Winterse tranen krijgen geen tijd om te bevriezen, ondanks de frontale aanval
van de ijskoning op mij ziel en mijn hart, ergens gaan lichten uit maar ontwaken
vlammen in de harten van hen die eens liefde mochten ervaren in de zomer.
In de striemende wind lijk ik nog steeds je naam te horen die naar me uithaalt
in de agonie van het onbereikbare, de klanken vinden een weg naar mijn
gehoor en nestelen zich tussen aambeeld en mijn eindeloze gedachten.
Winterse herinneringen warmen mijn hart aan de voet van het haardvuur van
mijn ziel, in de knettering van de protesterende houtblokken voel ik nog steeds
je aanraking die mijn kilheid zalft met het beeld van je gezicht dat ik in smeltende
nostalgie herken in de mensenmassa die nog steeds denken dat liefde kan gekocht
worden in de illusie van de eeuwigheid en de ontkenning van de zandloper god.

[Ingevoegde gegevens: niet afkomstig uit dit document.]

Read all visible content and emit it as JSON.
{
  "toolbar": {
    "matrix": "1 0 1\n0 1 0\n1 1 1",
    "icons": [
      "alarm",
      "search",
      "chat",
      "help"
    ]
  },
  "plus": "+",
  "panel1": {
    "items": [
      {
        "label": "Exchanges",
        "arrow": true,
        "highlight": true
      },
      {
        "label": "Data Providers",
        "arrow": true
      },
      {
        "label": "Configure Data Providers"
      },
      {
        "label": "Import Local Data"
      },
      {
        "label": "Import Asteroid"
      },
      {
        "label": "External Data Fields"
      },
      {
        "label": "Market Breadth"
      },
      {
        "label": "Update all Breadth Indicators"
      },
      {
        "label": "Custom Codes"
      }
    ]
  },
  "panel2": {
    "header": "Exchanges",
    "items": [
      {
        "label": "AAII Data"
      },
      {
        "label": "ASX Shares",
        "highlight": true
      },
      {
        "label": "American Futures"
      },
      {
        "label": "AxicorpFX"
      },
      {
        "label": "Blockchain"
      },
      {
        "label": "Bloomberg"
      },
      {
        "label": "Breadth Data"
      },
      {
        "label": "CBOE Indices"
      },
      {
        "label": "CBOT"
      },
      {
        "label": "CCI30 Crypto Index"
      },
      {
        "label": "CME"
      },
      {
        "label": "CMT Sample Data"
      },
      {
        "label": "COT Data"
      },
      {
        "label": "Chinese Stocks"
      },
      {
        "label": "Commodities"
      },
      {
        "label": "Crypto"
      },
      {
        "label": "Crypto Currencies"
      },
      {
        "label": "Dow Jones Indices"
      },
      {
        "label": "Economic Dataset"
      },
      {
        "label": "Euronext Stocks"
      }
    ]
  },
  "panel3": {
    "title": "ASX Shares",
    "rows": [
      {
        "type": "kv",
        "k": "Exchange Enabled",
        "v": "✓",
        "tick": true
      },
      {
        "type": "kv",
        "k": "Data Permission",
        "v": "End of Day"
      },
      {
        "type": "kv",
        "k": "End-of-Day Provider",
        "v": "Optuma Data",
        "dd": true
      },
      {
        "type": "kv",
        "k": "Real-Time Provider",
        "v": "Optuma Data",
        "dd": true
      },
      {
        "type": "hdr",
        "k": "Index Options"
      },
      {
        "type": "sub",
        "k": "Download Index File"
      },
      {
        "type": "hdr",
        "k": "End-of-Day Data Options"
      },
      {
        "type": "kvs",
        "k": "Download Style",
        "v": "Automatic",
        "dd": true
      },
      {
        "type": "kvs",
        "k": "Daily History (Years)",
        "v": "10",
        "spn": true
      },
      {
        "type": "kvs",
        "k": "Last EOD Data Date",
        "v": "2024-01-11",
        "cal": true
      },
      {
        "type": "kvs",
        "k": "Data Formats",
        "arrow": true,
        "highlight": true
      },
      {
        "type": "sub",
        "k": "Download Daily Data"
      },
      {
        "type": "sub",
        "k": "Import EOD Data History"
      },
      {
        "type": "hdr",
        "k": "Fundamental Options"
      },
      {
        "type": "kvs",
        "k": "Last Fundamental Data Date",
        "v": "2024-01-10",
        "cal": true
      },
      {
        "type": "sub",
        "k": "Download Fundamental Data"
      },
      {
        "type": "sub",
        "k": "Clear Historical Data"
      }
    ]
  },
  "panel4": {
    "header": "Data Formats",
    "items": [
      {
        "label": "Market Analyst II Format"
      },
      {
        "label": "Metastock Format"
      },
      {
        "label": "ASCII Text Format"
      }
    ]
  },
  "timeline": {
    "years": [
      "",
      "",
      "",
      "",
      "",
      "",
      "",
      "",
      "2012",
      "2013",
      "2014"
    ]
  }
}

Winter in je hart is de veldslag waar tranen je ziel bombarderen en ik enkel
de smaak van je kussen heb die me veilig houden, je gezicht nog eenmaal
zien is de zegen van het noorderlicht voelen in iedere vezel van mijn ziel.
In de winter van mijn leven zijn de sneeuwvlokken je gekristalliseerde kussen
die me herinneren dat je wacht achter de wit gekleurde regenboog.